The skill that matters most when working with AI isn't "prompting" in the way people sell courses about.

It's calibration — knowing when to trust an output, when to verify it, when to throw it away entirely.

AI models are confidently wrong with some regularity. The confidence is the danger, not the wrongness. You get used to code that compiles but has a subtle logical flaw. You get used to explanations that are almost right but miss a critical detail.

The workflow I've landed on: use AI to generate, then read everything it produces like a code review. I'm still responsible for the output. The model is a very fast junior engineer who needs supervision.

When I remember that, the tools are excellent.

When I forget it — when I paste the output into production without thinking — I've made a mistake that's entirely mine.

The Craft Question

Every few weeks someone in my circle has a version of the same anxiety: are we losing something?

I think about this genuinely. There's something about struggling through a hard problem — staring at it, writing bad solutions, deleting them, arriving at an elegant answer through iteration — that does something useful to your brain. It builds pattern recognition that's hard to acquire any other way.

If AI eliminates that struggle, does it eliminate the development of the engineer?

My tentative answer: it depends on how you use it.

If you treat AI as an oracle that produces code you don't understand, you're outsourcing the learning. If you use it as a sounding board — you think, you generate, you read critically, you understand — then you're still doing the cognitive work that matters.

The craft lives in the judgment. The judgment lives in the reading and the questioning. The tools don't remove that.

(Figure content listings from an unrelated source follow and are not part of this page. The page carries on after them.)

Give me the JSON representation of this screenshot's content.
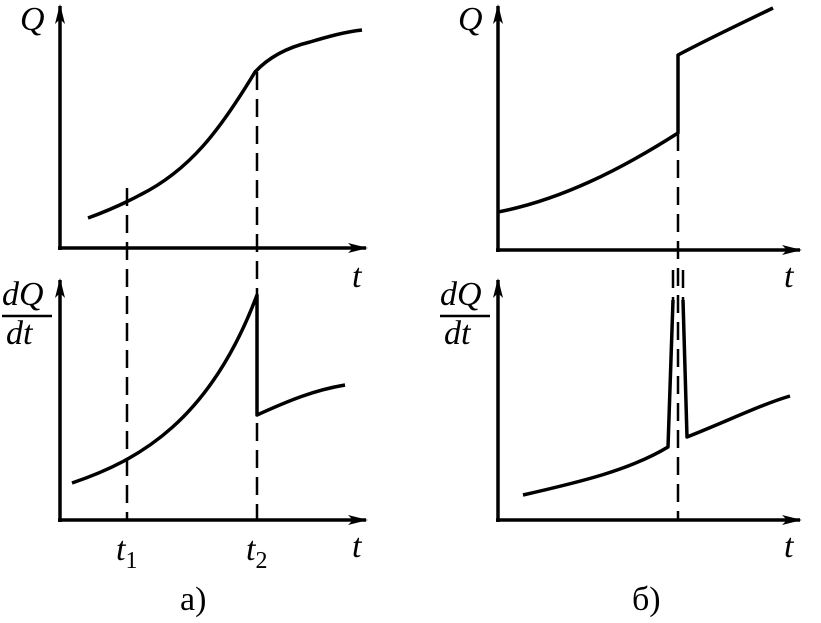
{
  "panel_a": {
    "top": {
      "y_label": "Q",
      "x_label": "t"
    },
    "bottom": {
      "y_label_num": "dQ",
      "y_label_den": "dt",
      "x_label": "t",
      "tick_1": {
        "main": "t",
        "sub": "1"
      },
      "tick_2": {
        "main": "t",
        "sub": "2"
      }
    },
    "caption": "а)"
  },
  "panel_b": {
    "top": {
      "y_label": "Q",
      "x_label": "t"
    },
    "bottom": {
      "y_label_num": "dQ",
      "y_label_den": "dt",
      "x_label": "t"
    },
    "caption": "б)"
  }
}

They just let you do it faster.

What I've Stopped Worrying About

I've stopped worrying about whether it's "cheating." That ship has sailed and the destination was always fine.

I've stopped worrying about looking like I don't know things if I use AI to look them up. I've been using Stack Overflow for that since 2011.

I've stopped defending AI to skeptics and stopped arguing with enthusiasts. Both camps have already decided.

What I'm Still Thinking About

The thing I'm still genuinely uncertain about: how do you maintain mastery when the tools make it easier to avoid the thing that builds mastery?

This is a real tension, not a rhetorical one. I'm not sure I've solved it. I try to notice when I'm reaching for AI out of laziness versus when it's genuinely the right tool. The line blurs.

I think the answer is something like: stay curious about the underlying thing. Don't let the tool be a black box. When something AI generates surprises you, figure out why it works.

The question "why does this work?" will outlast any particular tool.


I wrote most of this post myself. An AI suggested the title.